BACKGROUND: Even though Plasmodium vivax has the widest worldwide distribution of the human malaria species and imposes a serious impact on global public health, the investigation of genetic diversity in this species has been limited in comparison to Plasmodium falciparum. Markers of genetic diversity are vital to the evaluation of drug and vaccine efficacy, tracking of P. vivax outbreaks, and assessing geographical differentiation between parasite populations. METHODS: The genetic diversity of eight P. vivax populations (n=543) was investigated by using two microsatellites (MS), m1501 and m3502, chosen because of their seven and eight base-pair (bp) repeat lengths, respectively. These were compared with published data of the same loci from six other P. vivax populations. RESULTS: In total, 1,440 P. vivax samples from 14 countries on three continents were compared. There was highest heterozygosity within Asian populations, where expected heterozygosity (He) was 0.92-0.98, and alleles with a high repeat number were more common.

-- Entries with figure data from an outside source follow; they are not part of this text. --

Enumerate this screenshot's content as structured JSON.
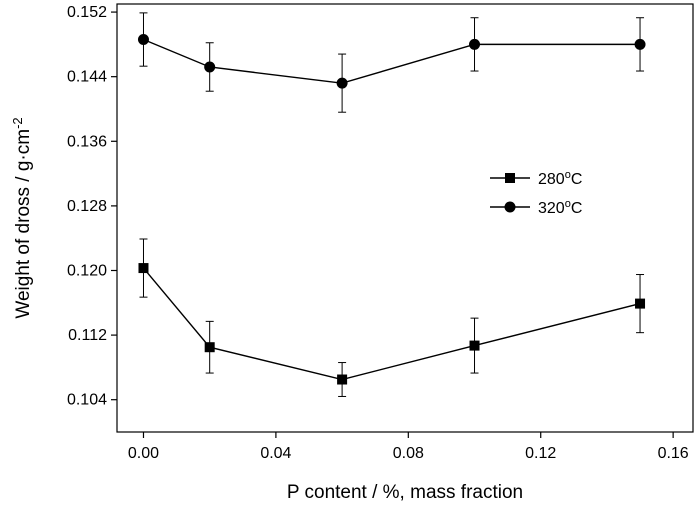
{
  "chart_data": {
    "type": "line",
    "xlabel": "P content / %, mass fraction",
    "ylabel": "Weight of dross / g·cm",
    "ylabel_sup": "-2",
    "xlim": [
      -0.008,
      0.166
    ],
    "ylim": [
      0.1,
      0.153
    ],
    "x_ticks": [
      "0.00",
      "0.04",
      "0.08",
      "0.12",
      "0.16"
    ],
    "y_ticks": [
      "0.104",
      "0.112",
      "0.120",
      "0.128",
      "0.136",
      "0.144",
      "0.152"
    ],
    "legend_position": "center-right",
    "series": [
      {
        "name": "280",
        "name_sup": "o",
        "name_suffix": "C",
        "marker": "square",
        "x": [
          0.0,
          0.02,
          0.06,
          0.1,
          0.15
        ],
        "values": [
          0.1203,
          0.1105,
          0.1065,
          0.1107,
          0.1159
        ],
        "error": [
          0.0036,
          0.0032,
          0.0021,
          0.0034,
          0.0036
        ]
      },
      {
        "name": "320",
        "name_sup": "o",
        "name_suffix": "C",
        "marker": "circle",
        "x": [
          0.0,
          0.02,
          0.06,
          0.1,
          0.15
        ],
        "values": [
          0.1486,
          0.1452,
          0.1432,
          0.148,
          0.148
        ],
        "error": [
          0.0033,
          0.003,
          0.0036,
          0.0033,
          0.0033
        ]
      }
    ]
  }
}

Pairwise FST revealed significant differentiation between most P. vivax populations, with the highest divergence found between Asian and South American populations, yet the majority of the diversity (~89%) was found to exist within rather than between populations. CONCLUSIONS: The MS markers used were informative in both global and local P. vivax population comparisons and their seven and eight bp repeat length facilitated population comparison using data from independent studies. A complex spatial pattern of MS polymorphisms among global P. vivax populations was observed which has potential utility in future epidemiological studies of the P. vivax parasite.